The term ‘culture’ signifies a unique identity that stems from shared values that are part of a particular society at any specific point in time. It does not matter if a corporate entity may be employing either three individuals or three hundred, as long as they share the same values based on not just the corporate culture, but the culture of the entire European continent as a whole.

However, as the company continues to grow and thrive, it may have to hire employees from remote locations scattered all over Europe. This in turn, would mean that it will not be very easy to create the same culture across the board (so to speak). Inevitable challenges will arise as different nationalities will take precedence over the Pan European environment that the company may be trying to create.

Here, the senior management will have to step in and create a proactive environment conducive to all the employees so that no one feels alienated from the company. This in turn, will result in heated argument and extended and pointless discussions that will effectively push many remote employees away from the corporate mission. Once this deviation from the overall corporate goals becomes severe, it will become very difficult to reintegrate the alienated employees back into the fold. This is because many of them may end up feeling like outcasts and actually start resisting all efforts directed at cultural re-integration.

This is where services like Power2Motivate in the UK come into the picture. They help in ensuring that all the employees of an organisation are pretty much on an even keel, courtesy the introduction of several programmes that are designed around the theme of integration into an all-encompassing pan European corporate culture.

However, here it is pertinent to note that the creation of any sort of corporate culture is completely different from just about all other business endeavours since it means that a certain set of intangible values, rules and ideas have to be subtly introduced and integrated till they are universally accepted all over the organisation, irrespective of whichever part of Europe (and even beyond) it may be operating in. This is most certainly not the easiest of tasks by any means.

Such otherwise ‘informal’ rules are actually a very powerful (albeit hidden) force since they are directly responsible for governing the employees’ social behaviour in the organisation. From greeting their superiors to where they sit in a meeting, everything is a cultural construct.

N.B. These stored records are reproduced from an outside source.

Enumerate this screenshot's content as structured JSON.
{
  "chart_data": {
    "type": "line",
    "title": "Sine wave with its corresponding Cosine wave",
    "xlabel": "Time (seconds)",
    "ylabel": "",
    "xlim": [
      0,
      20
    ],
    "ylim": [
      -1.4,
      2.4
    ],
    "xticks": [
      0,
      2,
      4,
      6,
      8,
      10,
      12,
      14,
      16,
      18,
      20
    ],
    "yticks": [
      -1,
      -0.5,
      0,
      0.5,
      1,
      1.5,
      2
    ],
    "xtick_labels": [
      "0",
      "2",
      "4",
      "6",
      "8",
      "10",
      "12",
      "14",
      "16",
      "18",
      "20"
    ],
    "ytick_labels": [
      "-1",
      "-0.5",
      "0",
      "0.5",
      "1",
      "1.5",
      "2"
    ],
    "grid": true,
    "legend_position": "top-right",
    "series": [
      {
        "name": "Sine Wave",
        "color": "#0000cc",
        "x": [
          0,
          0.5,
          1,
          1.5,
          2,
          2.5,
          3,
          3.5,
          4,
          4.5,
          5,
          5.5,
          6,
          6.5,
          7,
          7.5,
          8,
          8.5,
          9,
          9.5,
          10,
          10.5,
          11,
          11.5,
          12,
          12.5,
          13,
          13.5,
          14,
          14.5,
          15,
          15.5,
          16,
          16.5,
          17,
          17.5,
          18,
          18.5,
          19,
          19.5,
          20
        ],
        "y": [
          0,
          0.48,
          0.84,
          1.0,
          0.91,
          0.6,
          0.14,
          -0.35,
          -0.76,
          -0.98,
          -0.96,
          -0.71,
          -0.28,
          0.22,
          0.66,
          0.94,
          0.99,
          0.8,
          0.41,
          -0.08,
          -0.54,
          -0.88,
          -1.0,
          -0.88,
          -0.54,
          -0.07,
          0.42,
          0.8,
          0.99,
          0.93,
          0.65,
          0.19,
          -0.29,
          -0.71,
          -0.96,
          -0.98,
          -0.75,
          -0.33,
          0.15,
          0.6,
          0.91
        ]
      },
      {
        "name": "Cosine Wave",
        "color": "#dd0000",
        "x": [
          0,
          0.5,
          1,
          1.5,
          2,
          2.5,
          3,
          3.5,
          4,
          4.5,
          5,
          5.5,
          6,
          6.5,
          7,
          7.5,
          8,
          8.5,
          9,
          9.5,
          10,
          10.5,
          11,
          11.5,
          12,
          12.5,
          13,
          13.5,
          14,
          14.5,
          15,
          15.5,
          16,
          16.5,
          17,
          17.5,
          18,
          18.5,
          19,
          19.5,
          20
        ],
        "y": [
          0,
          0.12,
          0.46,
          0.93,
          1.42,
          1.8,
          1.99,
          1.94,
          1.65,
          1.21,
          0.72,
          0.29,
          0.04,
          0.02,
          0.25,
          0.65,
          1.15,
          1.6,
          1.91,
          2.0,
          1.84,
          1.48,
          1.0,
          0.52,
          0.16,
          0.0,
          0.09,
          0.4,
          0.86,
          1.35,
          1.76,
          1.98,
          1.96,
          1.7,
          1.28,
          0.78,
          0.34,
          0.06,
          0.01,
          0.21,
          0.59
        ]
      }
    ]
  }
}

The problems and by extension the challenges of creating such a strongly united culture tend to be amplified when the organisation’s staff members commences working in different locations, as can be seen when people from many different cultural backgrounds start working in close proximity to each other, simultaneously.

However, it is important for the organisational workforce to have its own strong and united European culture that would supersede the individual national cultures of the numerous employees of the same company. This will lead to a significant increase in productivity as well as reduce turnover rates overall.